This short notebook is meant to illustrate the importance of modelling implicit feedback in recommender systems. It reproduces the results of Harald Steck's seminal paper, Training and Testing of Recommender Systems on Data Missing Not at Random.
Its main thrust is this: it is never appropriate the evaluate recommender system on observed ratings only, and when one evaluates a system based on constructing a ranking over all items, modelling implicit feedback is crucial.
For this experiment we're going to use Spotlight to:
- Fit an explicit recommender system based on observed ratings only.
- Fit an implicit recommender system based on what ratings were and were not observed.
- Compare their performance in ranking all items using the Mean Reciprocal Rank, (MRR) metric.
Let's import Spotlight first.
import numpy as np
from spotlight.cross_validation import random_train_test_split
from spotlight.datasets.movielens import get_movielens_dataset
from spotlight.factorization import explicit, implicit
from spotlight.evaluation import mrr_score, rmse_score
Set some hyperparameters, get the dataset and split it into test and train.
RANDOM_SEED = 42
LATENT_DIM = 32
NUM_EPOCHS = 10
BATCH_SIZE = 256
L2 = 1e-6
LEARNING_RATE = 1e-3
dataset = get_movielens_dataset('100K')
train, test = random_train_test_split(dataset, random_state=np.random.RandomState(RANDOM_SEED))
Create two models: and explicit feedback model trained to minimize the squared difference of true and predicted ratings on observed ratings only, and an implicit model whose goal is to rank all watched items over all items that weren't watched.
explicit_model = explicit.ExplicitFactorizationModel(loss='regression',
embedding_dim=LATENT_DIM,
n_iter=NUM_EPOCHS,
learning_rate=LEARNING_RATE,
batch_size=BATCH_SIZE,
l2=L2,
random_state=np.random.RandomState(RANDOM_SEED))
implicit_model = implicit.ImplicitFactorizationModel(loss='bpr',
embedding_dim=LATENT_DIM,
n_iter=NUM_EPOCHS,
learning_rate=LEARNING_RATE,
batch_size=BATCH_SIZE,
l2=L2,
random_state=np.random.RandomState(RANDOM_SEED))
Fit the models (shouldn't take more than 30 seconds).
explicit_model.fit(train)
implicit_model.fit(train)
Just to make sure that the explicit model is of decent quality, we compute its RMSE score on the test set. Anything below 1.0 is a reasonable model.
print('Explicit RMSE: {:.2f}.'.format(rmse_score(explicit_model, test).mean()))
Explicit RMSE: 0.94.
How good are the two models when trying to rank all items? A perfect score would rank all seen items in the test set over all unseen items (we exclude seen items from the training set from the evaluation), and return a score of 1.0.

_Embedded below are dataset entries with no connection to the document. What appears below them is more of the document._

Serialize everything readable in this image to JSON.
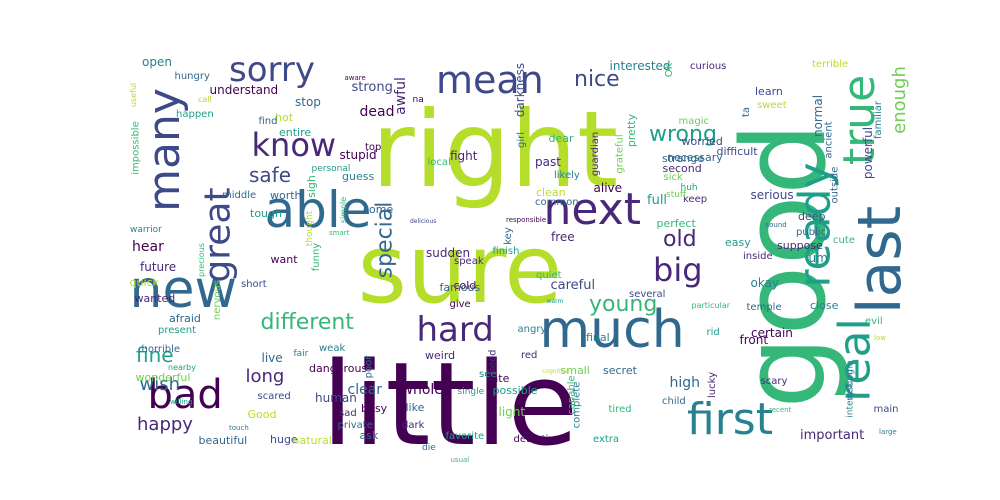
{
  "colors": {
    "background": "#ffffff",
    "palette": [
      "#440154",
      "#482878",
      "#3e4989",
      "#31688e",
      "#26828e",
      "#1f9e89",
      "#35b779",
      "#6ece58",
      "#b5de2b",
      "#fde725"
    ]
  },
  "words": [
    {
      "text": "right"
    },
    {
      "text": "sure"
    },
    {
      "text": "good"
    },
    {
      "text": "little"
    },
    {
      "text": "much"
    },
    {
      "text": "able"
    },
    {
      "text": "next"
    },
    {
      "text": "last"
    },
    {
      "text": "new"
    },
    {
      "text": "first"
    },
    {
      "text": "many"
    },
    {
      "text": "mean"
    },
    {
      "text": "sorry"
    },
    {
      "text": "true"
    },
    {
      "text": "ready"
    },
    {
      "text": "real"
    },
    {
      "text": "know"
    },
    {
      "text": "great"
    },
    {
      "text": "hard"
    },
    {
      "text": "big"
    },
    {
      "text": "bad"
    },
    {
      "text": "nice"
    },
    {
      "text": "special"
    },
    {
      "text": "old"
    },
    {
      "text": "wrong"
    },
    {
      "text": "young"
    },
    {
      "text": "different"
    },
    {
      "text": "fine"
    },
    {
      "text": "safe"
    },
    {
      "text": "wish"
    },
    {
      "text": "happy"
    },
    {
      "text": "enough"
    },
    {
      "text": "long"
    },
    {
      "text": "okay"
    },
    {
      "text": "strong"
    },
    {
      "text": "important"
    },
    {
      "text": "sudden"
    },
    {
      "text": "careful"
    },
    {
      "text": "certain"
    },
    {
      "text": "cold"
    },
    {
      "text": "full"
    },
    {
      "text": "serious"
    },
    {
      "text": "clear"
    },
    {
      "text": "whole"
    },
    {
      "text": "high"
    },
    {
      "text": "free"
    },
    {
      "text": "dead"
    },
    {
      "text": "stupid"
    },
    {
      "text": "past"
    },
    {
      "text": "perfect"
    },
    {
      "text": "easy"
    },
    {
      "text": "suppose"
    },
    {
      "text": "alive"
    },
    {
      "text": "pretty"
    },
    {
      "text": "open"
    },
    {
      "text": "understand"
    },
    {
      "text": "hungry"
    },
    {
      "text": "happen"
    },
    {
      "text": "stop"
    },
    {
      "text": "hot"
    },
    {
      "text": "entire"
    },
    {
      "text": "find"
    },
    {
      "text": "worth"
    },
    {
      "text": "guess"
    },
    {
      "text": "top"
    },
    {
      "text": "tough"
    },
    {
      "text": "hear"
    },
    {
      "text": "future"
    },
    {
      "text": "quick"
    },
    {
      "text": "wanted"
    },
    {
      "text": "afraid"
    },
    {
      "text": "present"
    },
    {
      "text": "horrible"
    },
    {
      "text": "wonderful"
    },
    {
      "text": "beautiful"
    },
    {
      "text": "Good"
    },
    {
      "text": "huge"
    },
    {
      "text": "natural"
    },
    {
      "text": "scared"
    },
    {
      "text": "live"
    },
    {
      "text": "weak"
    },
    {
      "text": "dangerous"
    },
    {
      "text": "human"
    },
    {
      "text": "busy"
    },
    {
      "text": "poor"
    },
    {
      "text": "private"
    },
    {
      "text": "sad"
    },
    {
      "text": "ask"
    },
    {
      "text": "like"
    },
    {
      "text": "dark"
    },
    {
      "text": "die"
    },
    {
      "text": "favorite"
    },
    {
      "text": "detective"
    },
    {
      "text": "light"
    },
    {
      "text": "possible"
    },
    {
      "text": "late"
    },
    {
      "text": "need"
    },
    {
      "text": "weird"
    },
    {
      "text": "angry"
    },
    {
      "text": "red"
    },
    {
      "text": "small"
    },
    {
      "text": "complete"
    },
    {
      "text": "extra"
    },
    {
      "text": "secret"
    },
    {
      "text": "tired"
    },
    {
      "text": "child"
    },
    {
      "text": "lucky"
    },
    {
      "text": "front"
    },
    {
      "text": "scary"
    },
    {
      "text": "close"
    },
    {
      "text": "evil"
    },
    {
      "text": "welcome"
    },
    {
      "text": "main"
    },
    {
      "text": "interesting"
    },
    {
      "text": "temple"
    },
    {
      "text": "rid"
    },
    {
      "text": "several"
    },
    {
      "text": "final"
    },
    {
      "text": "quiet"
    },
    {
      "text": "famous"
    },
    {
      "text": "give"
    },
    {
      "text": "speak"
    },
    {
      "text": "finish"
    },
    {
      "text": "want"
    },
    {
      "text": "funny"
    },
    {
      "text": "short"
    },
    {
      "text": "nervous"
    },
    {
      "text": "precious"
    },
    {
      "text": "warrior"
    },
    {
      "text": "impossible"
    },
    {
      "text": "useful"
    },
    {
      "text": "call"
    },
    {
      "text": "awful"
    },
    {
      "text": "darkness"
    },
    {
      "text": "interested"
    },
    {
      "text": "curious"
    },
    {
      "text": "terrible"
    },
    {
      "text": "magic"
    },
    {
      "text": "worried"
    },
    {
      "text": "necessary"
    },
    {
      "text": "OK"
    },
    {
      "text": "learn"
    },
    {
      "text": "sweet"
    },
    {
      "text": "ta"
    },
    {
      "text": "normal"
    },
    {
      "text": "familiar"
    },
    {
      "text": "powerful"
    },
    {
      "text": "ancient"
    },
    {
      "text": "difficult"
    },
    {
      "text": "strange"
    },
    {
      "text": "second"
    },
    {
      "text": "sick"
    },
    {
      "text": "huh"
    },
    {
      "text": "keep"
    },
    {
      "text": "stuff"
    },
    {
      "text": "deep"
    },
    {
      "text": "cute"
    },
    {
      "text": "public"
    },
    {
      "text": "outside"
    },
    {
      "text": "um"
    },
    {
      "text": "inside"
    },
    {
      "text": "fight"
    },
    {
      "text": "guardian"
    },
    {
      "text": "grateful"
    },
    {
      "text": "likely"
    },
    {
      "text": "dear"
    },
    {
      "text": "local"
    },
    {
      "text": "girl"
    },
    {
      "text": "clean"
    },
    {
      "text": "common"
    },
    {
      "text": "key"
    },
    {
      "text": "personal"
    },
    {
      "text": "sigh"
    },
    {
      "text": "come"
    },
    {
      "text": "middle"
    },
    {
      "text": "simple"
    },
    {
      "text": "thought"
    },
    {
      "text": "fair"
    },
    {
      "text": "see"
    },
    {
      "text": "single"
    },
    {
      "text": "capable"
    },
    {
      "text": "particular"
    },
    {
      "text": "nearby"
    },
    {
      "text": "willing"
    },
    {
      "text": "touch"
    },
    {
      "text": "usual"
    },
    {
      "text": "recent"
    },
    {
      "text": "large"
    },
    {
      "text": "sound"
    },
    {
      "text": "smart"
    },
    {
      "text": "responsible"
    },
    {
      "text": "delicious"
    },
    {
      "text": "aware"
    },
    {
      "text": "na"
    },
    {
      "text": "warm"
    },
    {
      "text": "cognitive"
    },
    {
      "text": "low"
    }
  ]
}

print('Explicit MRR: {:.2f}'.format(mrr_score(explicit_model, test, train=train).mean()))
Explicit MRR: 0.02
print('Implicit MRR: {:.2f}'.format(mrr_score(implicit_model, test, train=train).mean()))
Implicit MRR: 0.07
The explicit model is awful: the two models are not even close. You should never use pure explicit feedback models.